This paper compares the results of carrying out portfolio analysis and optimization of a collection of exploration projects that have been modelled using both decision tree and stochastic simulation approaches. The collection of exploration projects comprises the opportunity set for the portfolio. In the decision tree approach, selecting a few scenarios from the full distribution and assigning probabilities to those scenarios approximates the range of possible project outcomes. In contrast to the decision tree method, stochastic simulation proceeds by assigning probability distributions to key input variables. In a single iteration of the simulation each of these variables is randomly sampled, with allowances for dependencies, in order to calculate cash flow and economic parameters such as net present value. This process is repeated many times for each exploration project to produce a distribution of economic outcomes. Earlier studies have shown the difficulty of adequately characterizing projects with large uncertainty using the decision tree approach. In this paper we take the comparison between decision tree and simulation methodologies to the next stage by looking at the effect on portfolio selection of the differing evaluation methodologies.
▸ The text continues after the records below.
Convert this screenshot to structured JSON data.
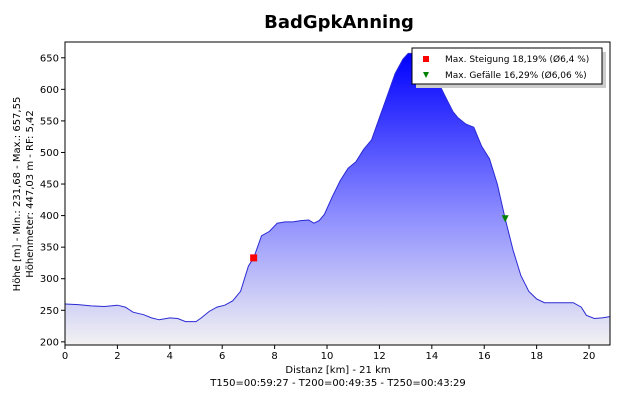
{
  "chart_data": {
    "type": "area",
    "title": "BadGpkAnning",
    "xlabel": "Distanz [km] - 21 km",
    "xlabel_line2": "T150=00:59:27 - T200=00:49:35 - T250=00:43:29",
    "ylabel_line1": "Höhe [m] - Min.: 231,68 - Max.: 657,55",
    "ylabel_line2": "Höhenmeter: 447,03 m - RF: 5,42",
    "xlim": [
      0,
      20.8
    ],
    "ylim": [
      195,
      675
    ],
    "xticks": [
      0,
      2,
      4,
      6,
      8,
      10,
      12,
      14,
      16,
      18,
      20
    ],
    "yticks": [
      200,
      250,
      300,
      350,
      400,
      450,
      500,
      550,
      600,
      650
    ],
    "grid": false,
    "legend_position": "top-right",
    "series": [
      {
        "x": [
          0,
          0.5,
          1,
          1.5,
          2,
          2.3,
          2.6,
          3,
          3.3,
          3.6,
          4,
          4.3,
          4.6,
          5,
          5.2,
          5.5,
          5.8,
          6.1,
          6.4,
          6.7,
          7.0,
          7.2,
          7.5,
          7.8,
          8.1,
          8.4,
          8.7,
          9.0,
          9.3,
          9.5,
          9.7,
          9.9,
          10.2,
          10.5,
          10.8,
          11.1,
          11.4,
          11.7,
          12.0,
          12.3,
          12.6,
          12.9,
          13.1,
          13.3,
          13.6,
          13.9,
          14.2,
          14.5,
          14.8,
          15.0,
          15.3,
          15.6,
          15.9,
          16.2,
          16.5,
          16.8,
          17.1,
          17.4,
          17.7,
          18.0,
          18.3,
          18.6,
          19.0,
          19.4,
          19.7,
          19.9,
          20.2,
          20.5,
          20.8
        ],
        "y": [
          260,
          259,
          257,
          256,
          258,
          255,
          247,
          243,
          238,
          235,
          238,
          237,
          232,
          232,
          238,
          248,
          255,
          258,
          265,
          280,
          320,
          333,
          368,
          375,
          388,
          390,
          390,
          392,
          393,
          388,
          392,
          402,
          430,
          455,
          475,
          485,
          505,
          520,
          555,
          590,
          625,
          648,
          657,
          657,
          650,
          635,
          615,
          590,
          565,
          555,
          545,
          540,
          510,
          490,
          450,
          395,
          345,
          305,
          280,
          268,
          262,
          262,
          262,
          262,
          255,
          242,
          237,
          238,
          240
        ]
      }
    ],
    "annotations": [
      {
        "type": "max_climb",
        "marker": "square",
        "color": "#ff0000",
        "x": 7.2,
        "y": 333,
        "label": "Max. Steigung 18,19% (Ø6,4 %)"
      },
      {
        "type": "max_descent",
        "marker": "triangle-down",
        "color": "#008000",
        "x": 16.8,
        "y": 395,
        "label": "Max. Gefälle 16,29% (Ø6,06 %)"
      }
    ],
    "colors": {
      "area_top": "#0000ff",
      "area_bottom": "#f2f2f2",
      "line": "#2a2ad4",
      "border": "#000000"
    }
  }
}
The portfolio analysis is carried out using the optimization methodology pioneered by Markowitz to estimate the combination of projects, which produces the maximum NPV for a given level of risk. Comparison of the project selections made for the decision tree and stochastic simulation portfolios shows significant differences between the project selections required to produce an efficient portfolio for the two different evaluation methodologies. This result implies that, even if a decision tree model could be constructed which adequately characterized the uncertainty in a project, the optimization of a collection of projects modelled using decision trees may not yield an efficient portfolio if the full range of uncertainty were to be considered.